Все уснули. Только Бегичев не спал – внутри шевелилась боль, терзала его; Колчак точно угадал: Бегичев думал о доме, он заскучал по теплу астраханскому и арбузам. Сейчас уже подоспели арбузы, весь берег волжский, там, где к дебаркадерам пристают пароходы, завален ими, в воздухе плавает медовый дух, а тепло августовское выгоняет из груди любую мокреть, любую хворь – в Астрахани, как в Крыму, сухими ветрами, воздухом можно лечить туберкулез. Бегичев бесшумно втягивал ноздрями воздух и ощущал запах меда и степи. Степь тоже бывает хороша в эту пору, пышет жаром, пахнет чабрецом, полынью, лисами, верблюдами, сухотьем трав и молодыми волками, которых мать выводит на простор, чтобы обучить охоте.
Бегичев ворочался и, задерживая дыхание, беззвучно вздыхал: хоть и говорят, что Север обладает некой привадой, которая как болезнь входит в человека и живет в нем, вызывает тоску и слезы, гонит сюда едва ли не силком, но Север ему здорово надоел, он готов хоть сейчас расстаться со здешними красотами и тем более трудностями. Хотя люди здесь собраны исключительно хорошие...
Тревожно было Бегичеву. Тишина стояла. В тревожной тиши этой он и забылся. В прозрачном полусне он фиксировал каждый звук, доносящийся извне, пропускал его через себя и отмечал: «Это кусок льда откололся, шлепнулся в воду, это вода плеснула о срез льдины, это ветер просвистел – примчался из далекого далека – кажись, с самого полюса, а это белухи в ночи играть начали...» Потом звуки удалились, он неожиданно увидел самого себя, голоногого, вислопузого – его в детстве прозвали Вислопузым за то, что он мог съесть много рыбы, – довольного жизнью, беззаботного: Никишка Бегичев плескался в теплой, дымной от солнца воде и смеялся.

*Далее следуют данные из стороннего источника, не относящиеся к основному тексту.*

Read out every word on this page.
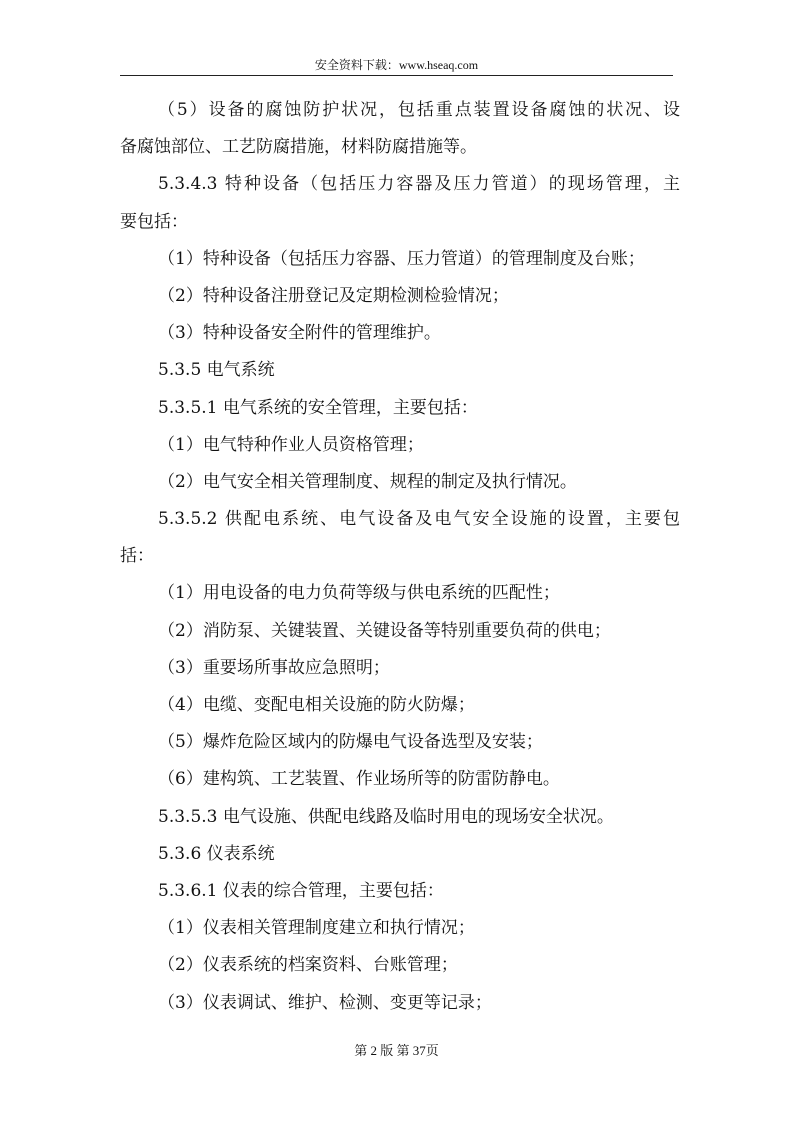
安全资料下载：www.hseaq.com
（5）设备的腐蚀防护状况，包括重点装置设备腐蚀的状况、设
备腐蚀部位、工艺防腐措施，材料防腐措施等。
5.3.4.3 特种设备（包括压力容器及压力管道）的现场管理，主
要包括：
（1）特种设备（包括压力容器、压力管道）的管理制度及台账；
（2）特种设备注册登记及定期检测检验情况；
（3）特种设备安全附件的管理维护。
5.3.5 电气系统
5.3.5.1 电气系统的安全管理，主要包括：
（1）电气特种作业人员资格管理；
（2）电气安全相关管理制度、规程的制定及执行情况。
5.3.5.2 供配电系统、电气设备及电气安全设施的设置，主要包
括：
（1）用电设备的电力负荷等级与供电系统的匹配性；
（2）消防泵、关键装置、关键设备等特别重要负荷的供电；
（3）重要场所事故应急照明；
（4）电缆、变配电相关设施的防火防爆；
（5）爆炸危险区域内的防爆电气设备选型及安装；
（6）建构筑、工艺装置、作业场所等的防雷防静电。
5.3.5.3 电气设施、供配电线路及临时用电的现场安全状况。
5.3.6 仪表系统
5.3.6.1 仪表的综合管理，主要包括：
（1）仪表相关管理制度建立和执行情况；
（2）仪表系统的档案资料、台账管理；
（3）仪表调试、维护、检测、变更等记录；
第 2 版 第 37页
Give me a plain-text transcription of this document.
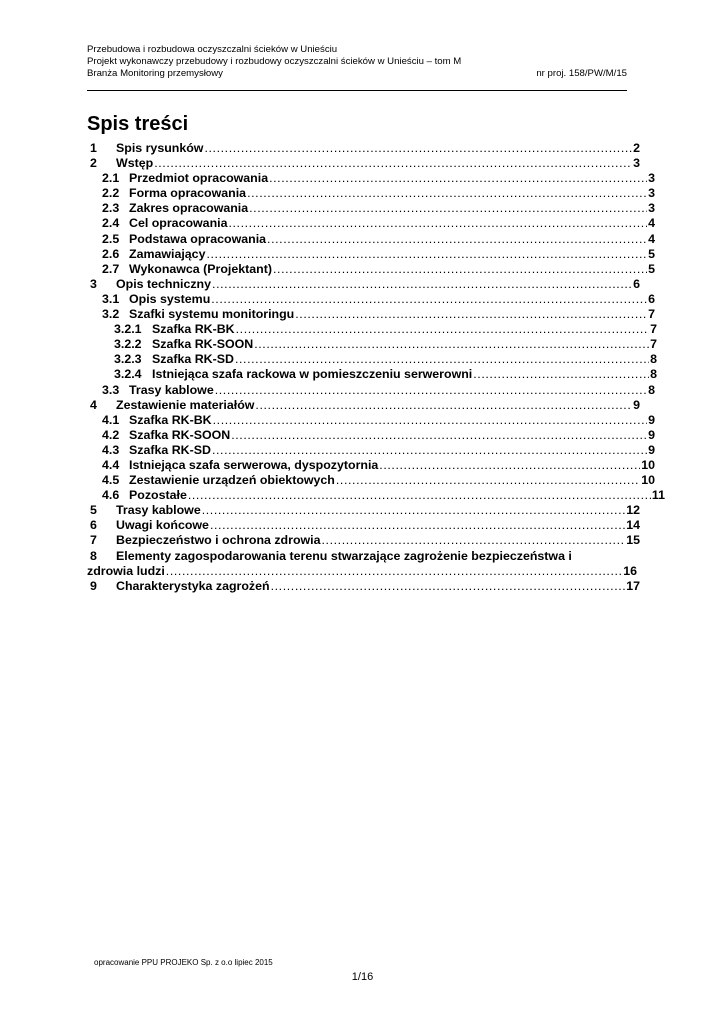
Przebudowa i rozbudowa oczyszczalni ścieków w Unieściu
Projekt wykonawczy przebudowy i rozbudowy oczyszczalni ścieków w Unieściu – tom M
Branża Monitoring przemysłowy	nr proj. 158/PW/M/15
Spis treści
1	Spis rysunków .....	2
2	Wstęp .....	3
2.1 Przedmiot opracowania .....	3
2.2 Forma opracowania .....	3
2.3 Zakres opracowania .....	3
2.4 Cel opracowania .....	4
2.5 Podstawa opracowania .....	4
2.6 Zamawiający .....	5
2.7 Wykonawca (Projektant) .....	5
3	Opis techniczny .....	6
3.1 Opis systemu .....	6
3.2 Szafki systemu monitoringu .....	7
3.2.1 Szafka RK-BK .....	7
3.2.2 Szafka RK-SOON .....	7
3.2.3 Szafka RK-SD .....	8
3.2.4 Istniejąca szafa rackowa w pomieszczeniu serwerowni .....	8
3.3 Trasy kablowe .....	8
4	Zestawienie materiałów .....	9
4.1 Szafka RK-BK .....	9
4.2 Szafka RK-SOON .....	9
4.3 Szafka RK-SD .....	9
4.4 Istniejąca szafa serwerowa, dyspozytornia .....	10
4.5 Zestawienie urządzeń obiektowych .....	10
4.6 Pozostałe .....	11
5	Trasy kablowe .....	12
6	Uwagi końcowe .....	14
7	Bezpieczeństwo i ochrona zdrowia .....	15
8	Elementy zagospodarowania terenu stwarzające zagrożenie bezpieczeństwa i
zdrowia ludzi .....	16
9	Charakterystyka zagrożeń .....	17
opracowanie PPU PROJEKO Sp. z o.o lipiec 2015
1/16
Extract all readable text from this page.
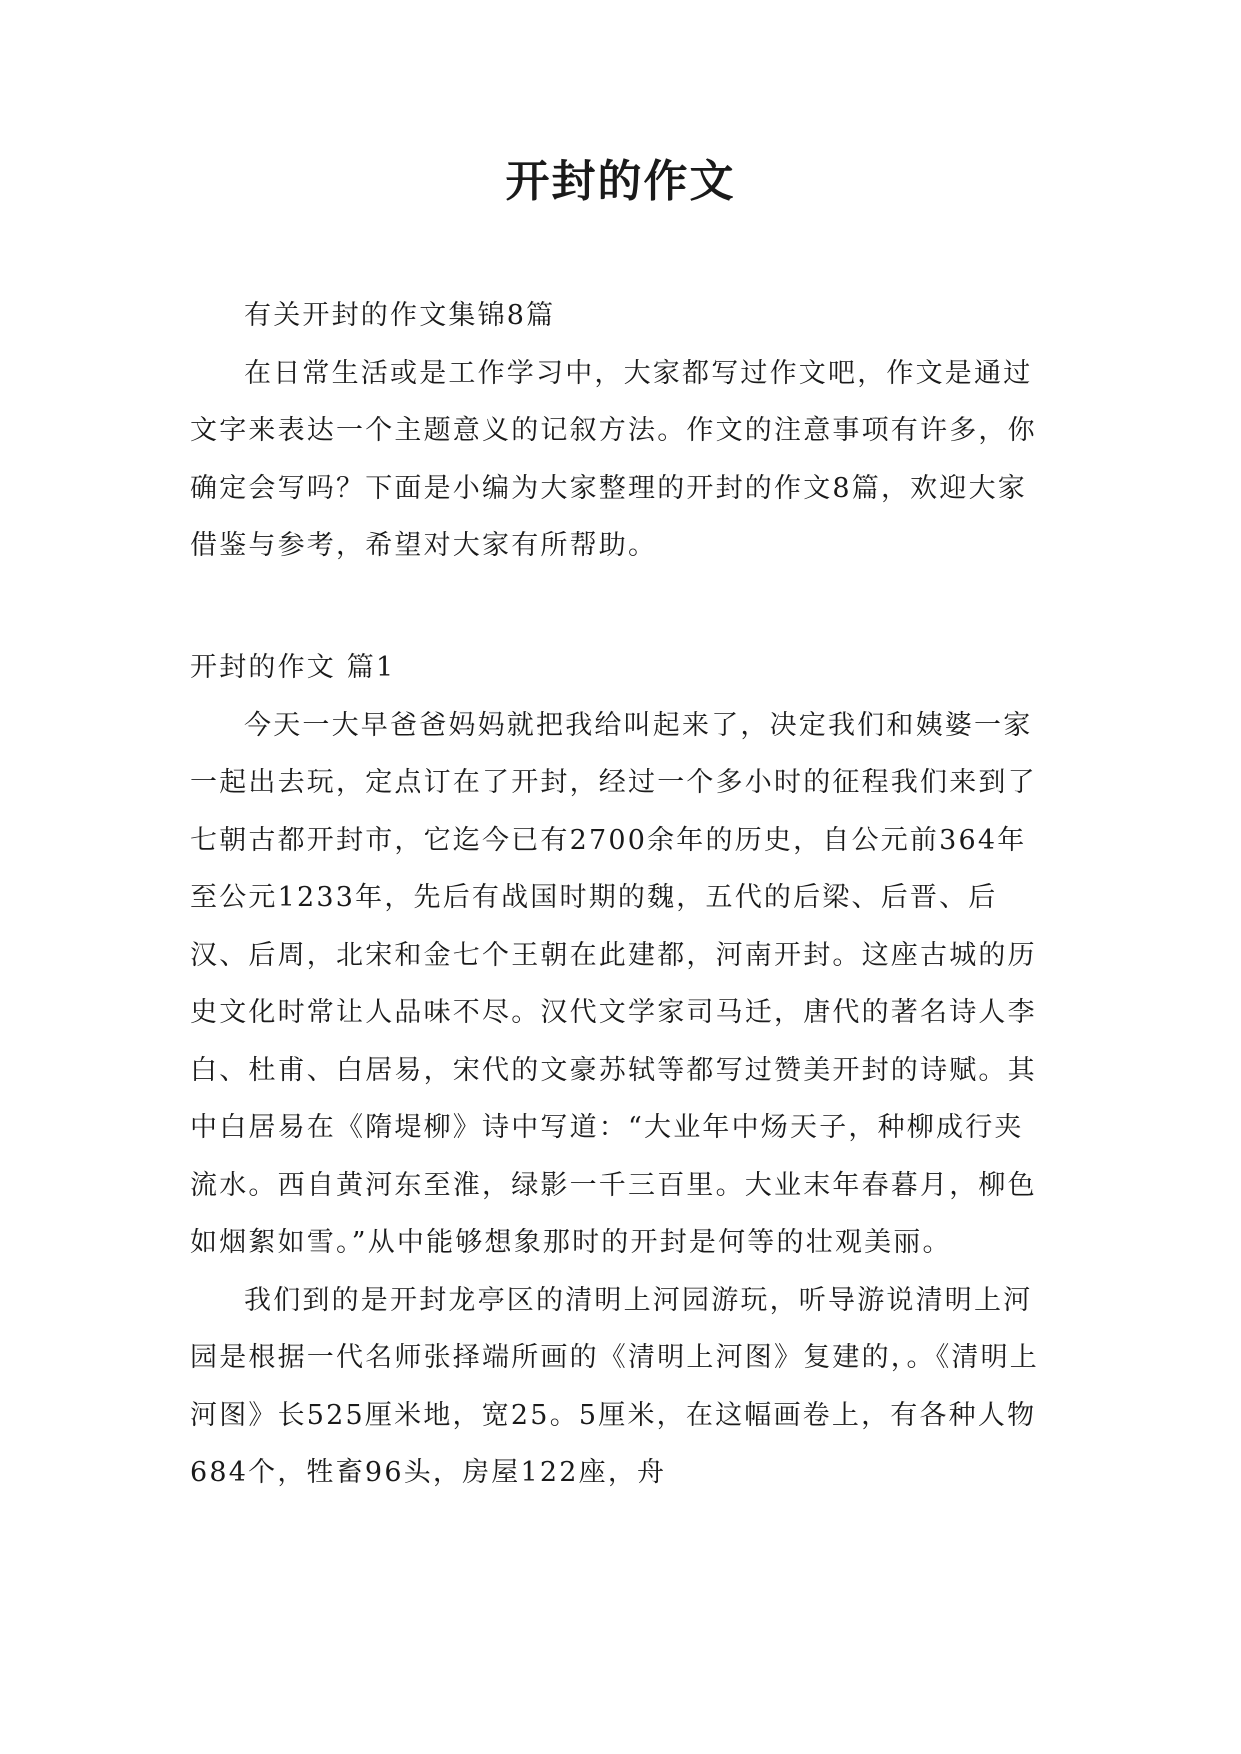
开封的作文

有关开封的作文集锦8篇

在日常生活或是工作学习中，大家都写过作文吧，作文是通过文字来表达一个主题意义的记叙方法。作文的注意事项有许多，你确定会写吗？下面是小编为大家整理的开封的作文8篇，欢迎大家借鉴与参考，希望对大家有所帮助。

开封的作文 篇1

今天一大早爸爸妈妈就把我给叫起来了，决定我们和姨婆一家一起出去玩，定点订在了开封，经过一个多小时的征程我们来到了七朝古都开封市，它迄今已有2700余年的历史，自公元前364年至公元1233年，先后有战国时期的魏，五代的后梁、后晋、后汉、后周，北宋和金七个王朝在此建都，河南开封。这座古城的历史文化时常让人品味不尽。汉代文学家司马迁，唐代的著名诗人李白、杜甫、白居易，宋代的文豪苏轼等都写过赞美开封的诗赋。其中白居易在《隋堤柳》诗中写道：“大业年中炀天子，种柳成行夹流水。西自黄河东至淮，绿影一千三百里。大业末年春暮月，柳色如烟絮如雪。”从中能够想象那时的开封是何等的壮观美丽。

我们到的是开封龙亭区的清明上河园游玩，听导游说清明上河园是根据一代名师张择端所画的《清明上河图》复建的，。《清明上河图》长525厘米地，宽25。5厘米，在这幅画卷上，有各种人物684个，牲畜96头，房屋122座，舟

Смеялся он недолго – неожиданно услышал, что откуда-то сбоку к нему подбирается тяжелая угрюмая волна, ломает камыши, стенкой вставшие у берега, с корнем выдирает тростник и мелкие кусты, вот-вот она навалится на него – и ему сделалось страшно... В следующее мгновение он услышал другое – нет, не услышал, а почувствовал, у него даже кости в теле защищали – тяжелый удар: в бок палатки хлестнула волна. Она высоко поднялась под порывом ветра, рассыпалась с металлическим звоном, заскользила с шумом вниз, за первой волной ударила вторая, словно льдина их, на которой они плыли, как на огромном пароме, угодила в лютый шторм.
«Вот те и путешествие за казенный счет, – мелькнуло в голове досадное, – вот те и дорога задарма...» Бегичев поспешно выполз из-под мехового одеяла, раздвинул руками застегнутый на пуговицы распах палатки, выглянул наружу.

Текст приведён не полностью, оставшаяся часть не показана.